Wilson’s disease is an inherited disease in which excessive amounts of copper accumulate in the body. Copper, unlike other toxic metals such as lead and mercury, is as essential to health as vitamins, but the inability of the body and especially the liver to excrete excessive amounts of copper results in the fatal accumulation of the metal in several organs. The liver is the first organ to store copper, however, when its storage capacity is exhausted, the overflow passes from the liver into the bloodstream and is carried to other organs, primarily the brain and the cornea of the eye.
The retention of copper begins at birth, but due to the protective role of the liver in detoxifying chemicals, it may take ten to thirty years before the liver is overwhelmed and symptoms including those resembling hepatitis, manifest themselves.
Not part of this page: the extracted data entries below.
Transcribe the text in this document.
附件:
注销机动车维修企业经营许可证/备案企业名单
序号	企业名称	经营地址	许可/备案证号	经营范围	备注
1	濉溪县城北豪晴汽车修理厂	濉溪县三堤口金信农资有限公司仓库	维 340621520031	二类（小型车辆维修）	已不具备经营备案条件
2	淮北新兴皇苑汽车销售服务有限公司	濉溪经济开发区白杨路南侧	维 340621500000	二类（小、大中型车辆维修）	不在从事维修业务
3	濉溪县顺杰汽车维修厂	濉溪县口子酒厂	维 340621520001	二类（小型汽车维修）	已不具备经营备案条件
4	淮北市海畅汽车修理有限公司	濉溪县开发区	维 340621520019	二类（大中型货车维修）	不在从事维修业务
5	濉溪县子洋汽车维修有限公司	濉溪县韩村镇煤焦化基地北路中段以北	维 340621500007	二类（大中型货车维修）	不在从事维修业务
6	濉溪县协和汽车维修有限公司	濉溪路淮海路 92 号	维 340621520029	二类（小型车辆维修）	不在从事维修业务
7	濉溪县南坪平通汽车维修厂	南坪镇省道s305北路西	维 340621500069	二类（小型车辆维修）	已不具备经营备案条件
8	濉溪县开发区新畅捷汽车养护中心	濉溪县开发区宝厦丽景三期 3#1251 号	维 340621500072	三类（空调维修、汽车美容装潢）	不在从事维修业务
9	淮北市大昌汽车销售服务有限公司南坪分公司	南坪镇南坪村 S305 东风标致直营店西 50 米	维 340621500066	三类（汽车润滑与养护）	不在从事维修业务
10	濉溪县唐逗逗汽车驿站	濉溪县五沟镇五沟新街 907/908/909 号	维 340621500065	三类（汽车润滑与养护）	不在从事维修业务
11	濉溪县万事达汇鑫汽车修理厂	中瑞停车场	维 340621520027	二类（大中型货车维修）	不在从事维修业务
Copper accumulation in the brain can present itself in two ways; as psychiatric disorders such as depression, maniacal tendencies or suicidal impulses; or physical symptoms including slurred speech, failing voice, drooling, tremors, or difficulty in swallowing. Muscular control can deteriorate until the patient is bedridden and helpless.
During adolescence, anxiety or depression can be misinterpreted as normal adjustment difficulties, rather than indications of a potentially fatal illness. The presence of both psychiatric and physical symptoms makes Wilson’s disease difficult to diagnose and especially prone to misdiagnosis individuals between 6 and 32 who show signs of any of the above mental or physical symptoms should be screened for Wilson’s disease with a simple blood test measuring serum copper and ceruloplasmin. A definitive test for Wilson’s disease is the presence of Kayser-Fleischer rings which show an accumulation of copper around the cornea that is sometimes visible to the naked eye.
Although Wilson’s disease is fatal if undetected, effective treatment is available even in advanced cases. The toxic concentration of copper in the body must be removed and its re-accumulation prevented. The use of a decoppering agent (Penicillamine is the most common) can remove excess copper from the body and prevent future accumulations. This treatment must be continued for the lifetime of the patient; all siblings of patients with Wilson’s disease should be screened for the disease. Because of its rarity, Wilson’s disease is often not apparent to doctors. More research is needed to discover the role that genes play in its transmittal and on the activity of metals in our bodies.